My first attempt was putting everyone's cards behind my nametag (which, if you've been paying attention, you'll remember goes on the right). That worked for a while, but 30 cards takes up way more space than a nametag. After my third wine cooler of the evening, I would turn my nametag upside down in a vain attempt to be the hilarious life of the party. The cards would spill everywhere. Then I saw Melvin eating a pastrami and brie sandwich. He brought it in a Ziploc bag. I pretended to be interested in hearing about his bird-watching expedition. While he was talking about the medicinal properties of the Colombian Flavescent Warbler he smuggled into the country, I discreetly pocketed the Ziploc.
Now at a conference, I keep the Ziploc bag in my hotel room. At the end of the day, all the business cards I've collected go straight into the bag, then I zip it shut so the cards can't escape. Once I'm home, they smell a bit like pastrami, and have a few brie stains, but they're basically good to go.
How to Organize Business Cards
Back home, you want to do something with the cards. Sticking them in piles around the room until you throw them out six years from now is not what I'm talking about. Sit down with your cards while people are still fresh in your mind. Grab the cards of the people you know you'll call often. Type them into your online address book. In the notes field, jot down the name of the conference and what you talked about. Now you can find them by easily searching your address book. You'll have their number at your fingertips if you need to boost your self-esteem with a quick hypnotic Tom Cruise delusion.
Quick and dirty hint: I type the name of the conference once, then copy it to my clipboard with control-C on Windows or command-C on the Mac. Then I just paste the conference name with a single control-or-commend V when I'm entering the next card.
Organize Business Cards by Scanning Them
Just between you and me, most of the cards you get, you'll never follow up on. Aardvark wrangler? There's just no need, so don't bother typing them all in. Just scan them for future reference.
Grab an 8.5"x11" piece of paper. Starting at the bottom of the paper, tape two cards side by side on the paper. Only tape the top edges, though, so you can flip the cards up using the tape as a hinge to see the back if needed. Jot notes about the person just below their card, or on the back of the cards. Then tape two cards above those two, so the bottom edges of the two new cards are slightly above the top edges of the first cards you taped. Repeat this until you run out of cards, or until you have only about four inches of blank space left at the top of the sheet. Continue on another sheet if needed. Along the edge of the sheet, write the name of the conference.

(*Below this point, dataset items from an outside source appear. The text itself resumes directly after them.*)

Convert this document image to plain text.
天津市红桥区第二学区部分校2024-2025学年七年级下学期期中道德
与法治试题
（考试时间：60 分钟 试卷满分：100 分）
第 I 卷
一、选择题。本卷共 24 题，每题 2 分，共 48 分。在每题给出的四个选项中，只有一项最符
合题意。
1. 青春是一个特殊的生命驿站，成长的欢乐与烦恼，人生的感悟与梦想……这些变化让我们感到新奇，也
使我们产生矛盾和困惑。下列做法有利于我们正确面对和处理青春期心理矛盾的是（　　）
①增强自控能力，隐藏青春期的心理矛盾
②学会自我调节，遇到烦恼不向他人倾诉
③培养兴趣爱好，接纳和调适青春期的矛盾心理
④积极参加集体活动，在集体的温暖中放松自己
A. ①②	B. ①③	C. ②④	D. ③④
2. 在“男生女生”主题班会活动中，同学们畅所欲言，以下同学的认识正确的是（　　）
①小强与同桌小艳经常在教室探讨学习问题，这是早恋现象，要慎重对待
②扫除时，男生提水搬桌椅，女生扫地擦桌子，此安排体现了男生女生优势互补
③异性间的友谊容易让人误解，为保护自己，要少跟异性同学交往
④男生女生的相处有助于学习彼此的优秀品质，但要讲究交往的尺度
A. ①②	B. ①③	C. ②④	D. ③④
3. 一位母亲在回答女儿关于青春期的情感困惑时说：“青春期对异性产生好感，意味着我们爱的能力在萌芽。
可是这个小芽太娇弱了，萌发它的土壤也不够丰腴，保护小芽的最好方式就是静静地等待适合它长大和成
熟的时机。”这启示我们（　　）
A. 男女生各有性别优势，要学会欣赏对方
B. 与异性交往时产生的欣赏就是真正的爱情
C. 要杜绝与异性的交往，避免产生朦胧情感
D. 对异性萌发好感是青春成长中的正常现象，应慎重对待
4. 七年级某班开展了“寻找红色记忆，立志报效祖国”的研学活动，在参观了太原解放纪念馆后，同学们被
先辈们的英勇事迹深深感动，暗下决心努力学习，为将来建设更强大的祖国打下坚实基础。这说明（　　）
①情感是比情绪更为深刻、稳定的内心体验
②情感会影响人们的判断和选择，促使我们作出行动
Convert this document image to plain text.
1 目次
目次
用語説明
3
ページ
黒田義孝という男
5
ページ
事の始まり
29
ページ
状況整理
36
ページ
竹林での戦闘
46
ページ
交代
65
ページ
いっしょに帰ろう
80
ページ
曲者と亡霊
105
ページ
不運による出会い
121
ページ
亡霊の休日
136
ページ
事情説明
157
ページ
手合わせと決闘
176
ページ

Save the scanned business card images in a file with a descriptive title that includes the name of the conference and date.
Now you can scan this entire sheet into your scanner at once. If you have a flatbed scanner, just lay it down and scan. Otherwise, you may need to get a transparent page protector and slip the page inside that so it can feed through your scanner without jamming. Once you've scanned the front of the cards, flip all the cards over, hinging at the tape, and scan the backs of the cards. Save the scanned images in a file with a descriptive title that includes the conference and date. For example, "Better Living Through Hypnosis Conference, January 2010."
Use Special Business Card Scanning Systems
For several hundred dollars, you can buy systems like CardScan, NeatScan, or SnapScan that scan business cards and use magical optical character recognition to convert them into address book entries. After scanning cards, you must compare the text with the original cards to make sure the characters came in correctly. Sometimes mistakes creep in if the elves inside the device were up too late partying. That's why the scanners are so expensive; elves drink a lot of mead.
Now you have a permanent record of everyone from the conference. The people you're likely to contact are in your address book, and the rest are preserved forever, their souls captured electronically in your scanned business card sheets. Throw away the original cards--or since they're neatly taped on standard-sized paper, you can file them neatly in a file folder.
Work Less, Do More, and have a Great Life!